The scientists published their findings in the journal Science¹ ² and in pre-prints in arXiv³ ⁴. It’s been theorized previously that there are many obstacles to quantum computing, such as the fact that certain quantum particles, like photons, have behaviors that are impossible to predict using ordinary computers.
In the most recent studies, researchers have injected four identical photons into a network of beam splitters on a chip¹. Thanks to quantum interference, which happens when photons strike a beam splitter simultaneously, the photons take a different path through the optical maze each time the experiment is run. Detectors spot the particles at the end of the run, revealing the probabilities of arriving at all possible destinations.
Without the device that the researchers constructed, calculating these probabilities would be mathematically difficult, yet not impossible. Every added particle doubles the computational difficulty. If 100 photons were put in such a device, the most powerful supercomputer on the planet wouldn’t be able to crunch the numbers.

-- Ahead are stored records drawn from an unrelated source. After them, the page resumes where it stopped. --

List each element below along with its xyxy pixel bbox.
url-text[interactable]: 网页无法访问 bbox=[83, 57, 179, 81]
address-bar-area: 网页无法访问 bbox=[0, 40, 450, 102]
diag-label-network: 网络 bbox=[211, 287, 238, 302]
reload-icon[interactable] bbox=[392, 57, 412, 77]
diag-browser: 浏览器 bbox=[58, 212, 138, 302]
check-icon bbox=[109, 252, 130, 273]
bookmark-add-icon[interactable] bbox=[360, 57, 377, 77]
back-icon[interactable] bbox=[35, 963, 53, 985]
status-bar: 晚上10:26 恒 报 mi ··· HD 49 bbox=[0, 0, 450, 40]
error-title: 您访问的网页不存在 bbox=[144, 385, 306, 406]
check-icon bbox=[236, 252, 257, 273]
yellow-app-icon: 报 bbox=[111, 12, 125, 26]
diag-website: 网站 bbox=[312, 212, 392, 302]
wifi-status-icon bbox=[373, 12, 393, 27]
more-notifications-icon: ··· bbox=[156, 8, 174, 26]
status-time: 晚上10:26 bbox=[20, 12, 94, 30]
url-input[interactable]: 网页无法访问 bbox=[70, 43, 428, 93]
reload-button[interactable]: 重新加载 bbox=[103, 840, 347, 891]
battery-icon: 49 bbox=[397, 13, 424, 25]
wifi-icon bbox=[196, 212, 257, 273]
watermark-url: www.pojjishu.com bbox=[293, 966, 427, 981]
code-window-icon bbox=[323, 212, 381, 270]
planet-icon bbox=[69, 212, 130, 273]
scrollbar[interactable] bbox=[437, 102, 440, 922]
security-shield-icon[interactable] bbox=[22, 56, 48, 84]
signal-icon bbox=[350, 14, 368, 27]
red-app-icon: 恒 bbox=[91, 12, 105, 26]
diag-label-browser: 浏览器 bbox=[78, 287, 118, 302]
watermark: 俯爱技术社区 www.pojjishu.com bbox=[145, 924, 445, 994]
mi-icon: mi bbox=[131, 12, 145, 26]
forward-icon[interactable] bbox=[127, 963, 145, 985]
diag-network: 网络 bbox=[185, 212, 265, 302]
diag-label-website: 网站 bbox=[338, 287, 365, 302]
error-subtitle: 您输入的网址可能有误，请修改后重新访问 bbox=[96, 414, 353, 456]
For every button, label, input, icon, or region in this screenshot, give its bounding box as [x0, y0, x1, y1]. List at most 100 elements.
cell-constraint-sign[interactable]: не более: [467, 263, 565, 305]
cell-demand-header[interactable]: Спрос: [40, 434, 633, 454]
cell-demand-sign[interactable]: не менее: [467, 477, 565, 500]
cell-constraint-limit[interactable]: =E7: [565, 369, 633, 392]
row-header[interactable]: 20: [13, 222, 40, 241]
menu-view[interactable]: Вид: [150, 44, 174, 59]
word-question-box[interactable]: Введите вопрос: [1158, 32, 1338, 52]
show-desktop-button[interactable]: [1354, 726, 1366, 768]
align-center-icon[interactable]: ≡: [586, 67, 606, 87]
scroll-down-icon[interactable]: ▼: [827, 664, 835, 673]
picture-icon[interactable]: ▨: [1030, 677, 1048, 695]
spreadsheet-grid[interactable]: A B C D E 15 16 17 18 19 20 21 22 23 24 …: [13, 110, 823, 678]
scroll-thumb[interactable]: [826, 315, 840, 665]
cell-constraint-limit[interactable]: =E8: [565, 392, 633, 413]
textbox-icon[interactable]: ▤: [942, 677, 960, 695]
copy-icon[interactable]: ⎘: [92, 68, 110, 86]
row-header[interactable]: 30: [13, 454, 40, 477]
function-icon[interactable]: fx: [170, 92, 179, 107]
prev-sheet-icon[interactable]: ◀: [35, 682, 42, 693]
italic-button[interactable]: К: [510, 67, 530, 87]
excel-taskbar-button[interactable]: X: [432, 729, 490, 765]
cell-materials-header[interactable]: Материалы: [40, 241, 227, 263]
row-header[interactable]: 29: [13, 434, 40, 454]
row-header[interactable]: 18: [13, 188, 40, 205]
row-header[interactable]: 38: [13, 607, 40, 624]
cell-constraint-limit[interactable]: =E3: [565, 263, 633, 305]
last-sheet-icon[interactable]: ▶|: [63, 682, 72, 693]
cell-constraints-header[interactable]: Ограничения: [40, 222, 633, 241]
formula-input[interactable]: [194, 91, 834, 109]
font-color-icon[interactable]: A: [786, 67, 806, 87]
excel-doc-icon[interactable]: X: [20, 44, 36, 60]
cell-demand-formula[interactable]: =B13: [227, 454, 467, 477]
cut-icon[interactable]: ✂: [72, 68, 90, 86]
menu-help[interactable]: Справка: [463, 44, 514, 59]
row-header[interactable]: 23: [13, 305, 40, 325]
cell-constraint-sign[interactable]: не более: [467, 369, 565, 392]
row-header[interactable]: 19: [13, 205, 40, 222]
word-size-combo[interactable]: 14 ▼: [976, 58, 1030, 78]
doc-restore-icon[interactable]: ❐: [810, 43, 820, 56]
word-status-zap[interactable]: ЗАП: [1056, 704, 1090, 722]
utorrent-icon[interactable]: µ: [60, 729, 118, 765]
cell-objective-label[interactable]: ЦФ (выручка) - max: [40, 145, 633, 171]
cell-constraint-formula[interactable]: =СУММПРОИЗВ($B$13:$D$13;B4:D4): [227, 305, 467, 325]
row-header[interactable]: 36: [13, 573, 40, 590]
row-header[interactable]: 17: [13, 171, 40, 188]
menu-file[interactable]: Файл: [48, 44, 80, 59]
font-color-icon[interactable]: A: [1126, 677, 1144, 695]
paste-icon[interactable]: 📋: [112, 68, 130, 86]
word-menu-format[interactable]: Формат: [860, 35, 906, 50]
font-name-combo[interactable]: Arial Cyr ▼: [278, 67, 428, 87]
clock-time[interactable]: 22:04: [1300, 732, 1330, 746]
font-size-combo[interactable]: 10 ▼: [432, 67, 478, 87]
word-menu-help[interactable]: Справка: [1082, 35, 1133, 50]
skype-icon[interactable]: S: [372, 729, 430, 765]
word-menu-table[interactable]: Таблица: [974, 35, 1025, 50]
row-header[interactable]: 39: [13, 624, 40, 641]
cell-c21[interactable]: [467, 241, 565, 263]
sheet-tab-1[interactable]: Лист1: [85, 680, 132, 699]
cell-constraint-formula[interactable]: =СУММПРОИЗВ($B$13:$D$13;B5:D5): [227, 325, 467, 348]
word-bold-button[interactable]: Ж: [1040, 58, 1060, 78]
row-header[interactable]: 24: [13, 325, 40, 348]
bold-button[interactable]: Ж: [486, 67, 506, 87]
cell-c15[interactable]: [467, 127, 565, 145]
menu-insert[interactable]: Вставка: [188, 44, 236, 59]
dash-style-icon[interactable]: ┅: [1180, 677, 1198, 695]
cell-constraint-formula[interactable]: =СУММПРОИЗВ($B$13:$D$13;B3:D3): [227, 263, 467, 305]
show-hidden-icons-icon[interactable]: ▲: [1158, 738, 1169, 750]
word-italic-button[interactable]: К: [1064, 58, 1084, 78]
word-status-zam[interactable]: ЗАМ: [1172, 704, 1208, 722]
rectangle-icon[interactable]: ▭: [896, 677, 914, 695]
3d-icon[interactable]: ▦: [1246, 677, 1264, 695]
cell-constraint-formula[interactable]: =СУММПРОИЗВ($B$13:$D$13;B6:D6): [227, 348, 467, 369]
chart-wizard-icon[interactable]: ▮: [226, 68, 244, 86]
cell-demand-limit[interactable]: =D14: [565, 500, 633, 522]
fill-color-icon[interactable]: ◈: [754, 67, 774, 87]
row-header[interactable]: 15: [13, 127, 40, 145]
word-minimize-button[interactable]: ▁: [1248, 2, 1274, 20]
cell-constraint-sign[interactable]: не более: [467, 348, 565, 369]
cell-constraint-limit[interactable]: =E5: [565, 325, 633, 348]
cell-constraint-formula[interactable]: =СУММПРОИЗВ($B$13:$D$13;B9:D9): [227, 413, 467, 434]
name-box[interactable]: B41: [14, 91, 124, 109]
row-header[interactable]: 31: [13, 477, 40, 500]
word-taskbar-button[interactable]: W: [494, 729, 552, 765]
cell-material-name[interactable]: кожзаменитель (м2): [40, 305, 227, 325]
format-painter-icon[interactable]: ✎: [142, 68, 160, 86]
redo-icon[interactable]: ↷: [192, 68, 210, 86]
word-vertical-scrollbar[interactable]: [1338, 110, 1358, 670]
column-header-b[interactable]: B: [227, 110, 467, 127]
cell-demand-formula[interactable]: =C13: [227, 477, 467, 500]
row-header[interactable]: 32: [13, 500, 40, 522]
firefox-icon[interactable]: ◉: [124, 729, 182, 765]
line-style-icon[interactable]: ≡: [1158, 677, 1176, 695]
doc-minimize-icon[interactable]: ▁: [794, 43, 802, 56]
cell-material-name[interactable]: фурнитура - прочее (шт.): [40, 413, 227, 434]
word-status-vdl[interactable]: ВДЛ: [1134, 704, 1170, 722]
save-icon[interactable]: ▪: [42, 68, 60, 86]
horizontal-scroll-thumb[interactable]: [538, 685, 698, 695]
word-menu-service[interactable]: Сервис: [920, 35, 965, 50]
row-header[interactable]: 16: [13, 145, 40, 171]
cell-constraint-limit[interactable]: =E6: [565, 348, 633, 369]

The experiment could be scaled up to that size, but generating large numbers of identical photons will require getting the timing just right and this won’t be easy. Thankfully other teams are working on similar projects as well. A team in Australia unveiled their own prototype² and two more groups, in Austria and Italy, describe similar experiments³ ⁴.
These machines are proofs of principle, and their construction has only been recently possible thanks to the ability to produce simultaneous batches of identical photons with high reliability.
- Spring, J. B. et al. Science http://dx.doi.org/10.1126/science.1231692 (2012).
- Broome, M. et al. Science http://dx.doi.org/10.1126/science.1231440 (2012).
- Crespi, A. et al. http://arXiv.org/abs/1212.2783 (2012).
- Tillmann, M. et al. http://arXiv.org/abs/1212.2240 (2012).